Other cores writing the line will send RFOs which invalidate the shared copy in our cache, though, and yes that could come in after reading one or two elements of a cache line before all have been read. (I updated your question with a description of the problem in those terms.)


Hadi's SIMD load is a good idea to grab all the data with one instruction.

As far as we know, _mm_load_si128() is in practice atomic for its 8-byte chunks, so it can safely replace the .load(mo_relaxed) of the atomic. But see Per-element atomicity of vector load/store and gather/scatter? - there's no clear written guarantee of this.

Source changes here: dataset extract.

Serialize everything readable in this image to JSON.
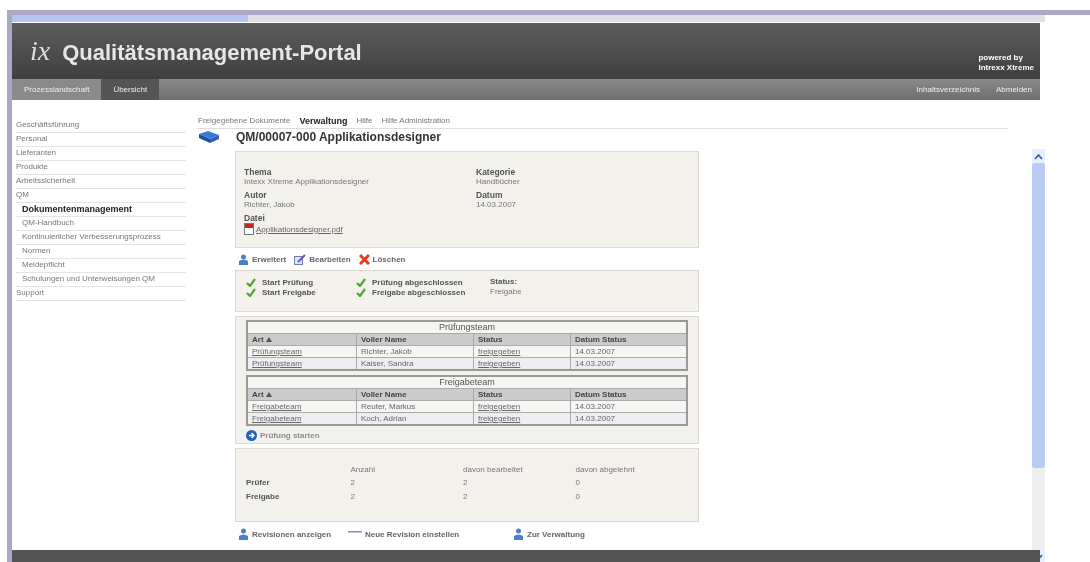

If you used _mm256_loadu_si256(), beware of GCC's default tuning -mavx256-split-unaligned-load: Why doesn't gcc resolve _mm256_loadu_pd as single vmovupd? So that's another good reason to use an aligned load, besides needing to avoid a cache-line split.

But we're writing in C, not asm, so we need to worry about some of the other things that std::atomic with mo_relaxed does: specifically that repeated loads from the same address might not give the same value. You probably need to dereference a volatile __m256i* to kind of simulate what load(mo_relaxed).

You can use atomic_thread_fence() if you want stronger ordering; I think in practice C++11 compilers that support Intel intrinsics will order volatile dereferences wrt. fences the same way as std::atomic loads/stores. In ISO C++, volatile objects are still subject to data-race UB, but in real implementations that can for example compile a Linux kernel, volatile can be used for multi-threading. (Linux rolls its own atomics with volatile and inline asm, and this is I think considered supported behaviour by gcc/clang.) Given what volatile actually does (object in memory matches the C++ abstract machine), it basically just automatically works, despite any rules-lawyer concerns that it's technically UB. It's UB that compilers can't know or care about because that's the whole point of volatile.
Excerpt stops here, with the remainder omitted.